Flore Maréchal : Bonjour, maître Maktouf. Aujourd'hui, vous représentez les parties civiles au procès des attentats du 13 novembre. Votre cliente, Sonia, a dû adopter une nouvelle identité, une sorte de légende. Comment vit-elle cette situation depuis dix ans ?
Samia Maktouf : Effectivement, comme Sonia l’a partagé, vivre sous une fausse identité est un défi immense. Elle a dû s’habituer à vivre sans sa famille, sans ses amis, ce qui est extrêmement éprouvant. Se lier d’amitié avec une légende est impossible. Cela lui pèse beaucoup. Les marques de solidarité qu’elle reçoit la touchent profondément, chaque don et message devient une main tendue pour elle. C’est le premier contact qu’elle a avec l’extérieur après une longue période d’isolement.
Depuis dix ans, Sonia vit comme dans une prison ouverte. Bien qu'elle ne puisse répondre à toutes les personnes qui témoignent de leur soutien, cette démarche est très significative pour elle. Sonia souhaite faire face aux défis du monde d’aujourd’hui, sure qu'il faut des personnes comme elle pour contrer le terrorisme qui menace notre société. Cette détermination, comme elle le dit souvent, reflète la force de son esprit face à l’adversité.
Flore Maréchal : Se cacher, c'est sa réalité. Elle vit cloîtrée avec son compagnon et ses enfants, ce qui limite ses interactions sociales et son accès à l'aide sociale.
Samia Maktouf : Absolument. Sonia a toujours été une femme active, mais sa situation actuelle lui interdit de travailler. Son besoin d'indépendance financier lui a manqué. Chaque tentative d'emploi s'est soldée par des défis, notamment lorsqu'elle a été reconnue. Cela renforce le sentiment d’instabilité. Elle a dû changer plusieurs fois de domicile à cause de personnes tentant de découvrir son identité. J’aimerais aussi saluer les efforts des forces de l’ordre chargées de sa protection. Ce travail est essentiel, mais souvent complexe, car Sonia subit toujours un traitement qui lui semble injuste, celui des repentis, bien qu’elle n’ait jamais commis d'acte criminel.
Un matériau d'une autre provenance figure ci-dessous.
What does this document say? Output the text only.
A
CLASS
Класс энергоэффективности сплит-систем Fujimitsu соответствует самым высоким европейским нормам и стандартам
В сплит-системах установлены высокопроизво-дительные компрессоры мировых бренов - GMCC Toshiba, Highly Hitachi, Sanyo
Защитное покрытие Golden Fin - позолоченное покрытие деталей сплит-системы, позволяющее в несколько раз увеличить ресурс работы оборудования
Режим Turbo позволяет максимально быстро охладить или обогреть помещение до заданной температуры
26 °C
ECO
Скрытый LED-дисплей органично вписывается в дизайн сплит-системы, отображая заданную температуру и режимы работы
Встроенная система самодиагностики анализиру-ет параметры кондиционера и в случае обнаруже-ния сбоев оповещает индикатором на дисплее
Flore Maréchal : Cela affecte-t-il les protections mises en place pour elle ?
Samia Maktouf : Oui, clairement, cela impacte son dispositif de protection. Elle n’est pas une repentie, mais elle a voulu collaborer avec les autorités. Cependant, au départ, son témoignage a été pris avec scepticisme. Ce doute initial a causé des retards, et maintenant qu’elle a été enfin crue, elle fait face à des difficultés persistantes en raison de son statut. Les traitements réservés aux repentis ne devraient pas s'appliquer à elle, car Sonia n'a jamais été complice d'actes criminels. Son processus de guérison est entravé par cette perception erronée.